Well, not entirely. I think that
stringWithFileSystemRepresentation:length:
*should* probably map windows style paths to unix style, but that's not
the
whole issue.
I think GNUstep-base was coded to handle *both* unix and windoze style
paths
internally, and the path manipulation routines try to 'do the right
thing'
for the platform they are running on. This is why stuff mostly works
fine
even though -stringWithFileSystemRepresentation:length: does not map
between
windoze and unix style paths.
However, this means that user code which expects to find a particular
character
used as the path separator will not be portable (though code which just
uses
the standard string methods for manipulating paths should be ok).

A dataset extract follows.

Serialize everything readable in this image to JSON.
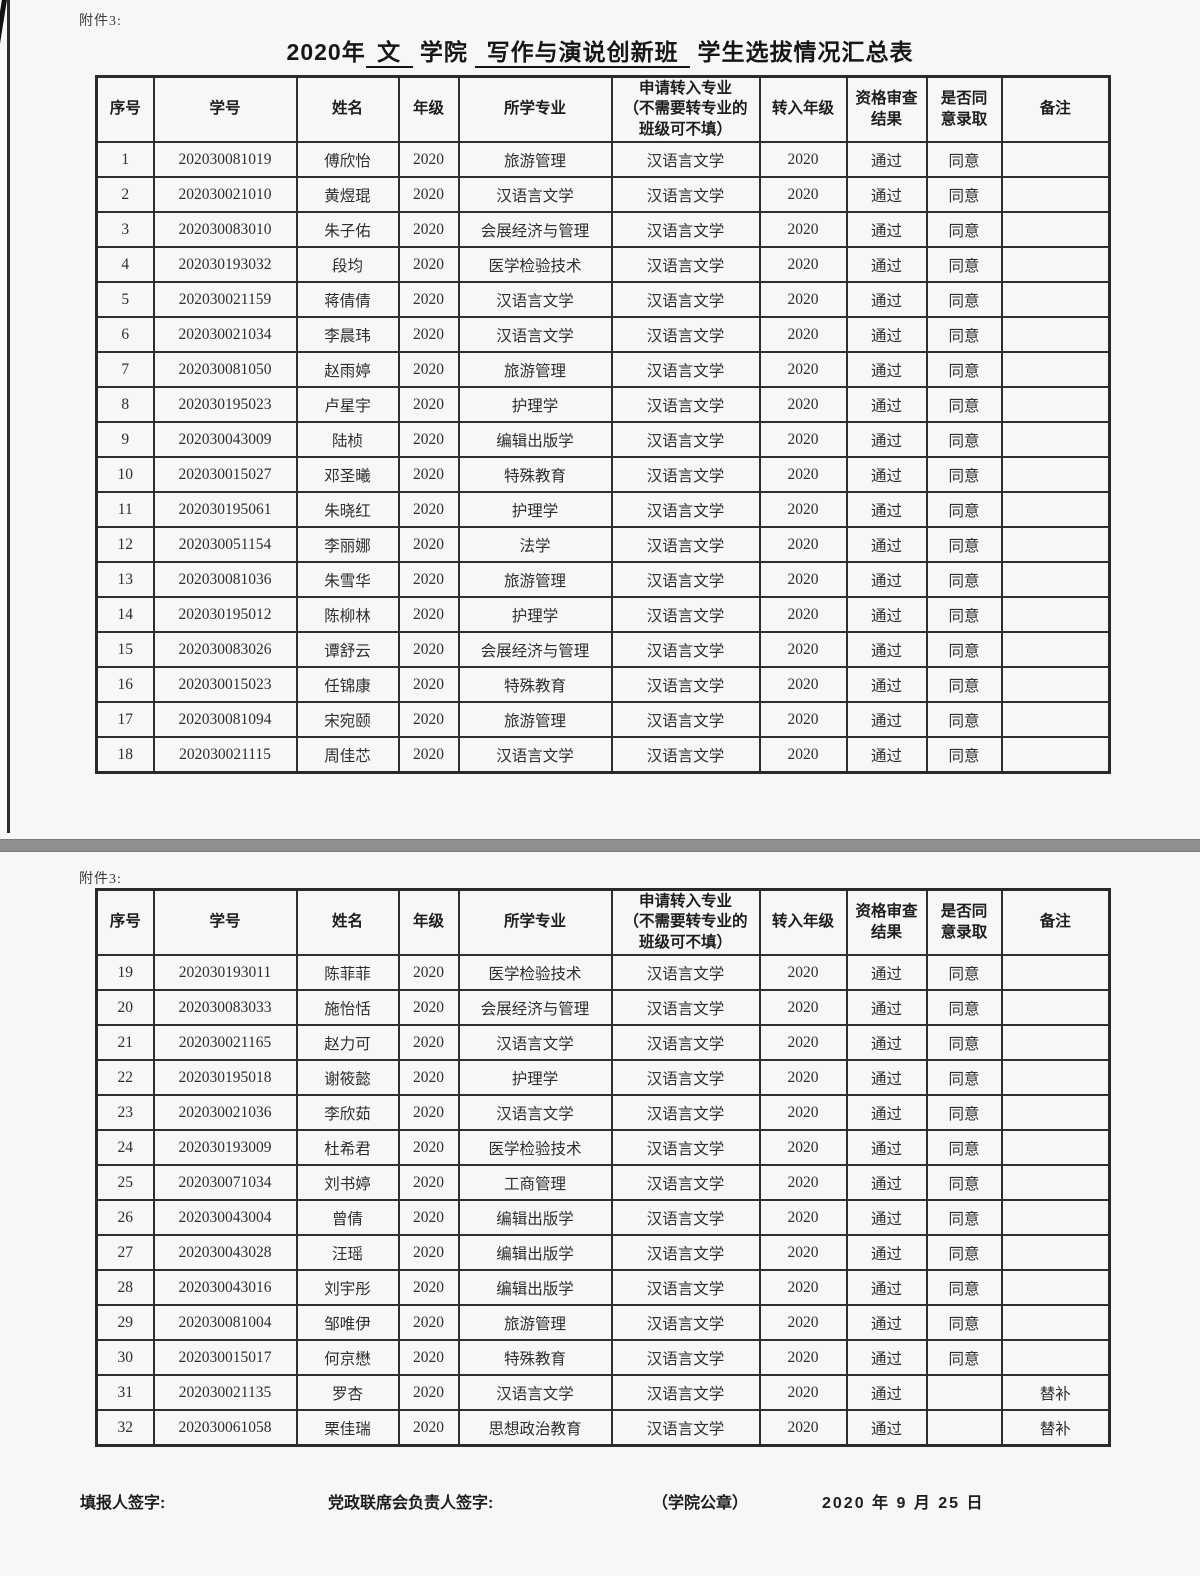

I think Freds suggestion is (like your idea) that we should *only* ever
use
unix style paths internally.
This requires three changes -
1. Implement -stringWithFileSystemRepresentation:length: for windoze
(I already have code for this)
2. Remove all the windoze specific path handling code from the string
methods
3. Make sure that -stringWithFileSystemRepresentation:length: is used
wherever
paths are entered into the system.
That amounts to quite a bit of work ... I'd like to be sure it's the
correct
thing to do before going ahead.
Perhaps the correct action instead is to say that all path handling code
should
use the NSString path handling methods, and not assume anything about
what the
path separator is? I think this existing state is probably wrong.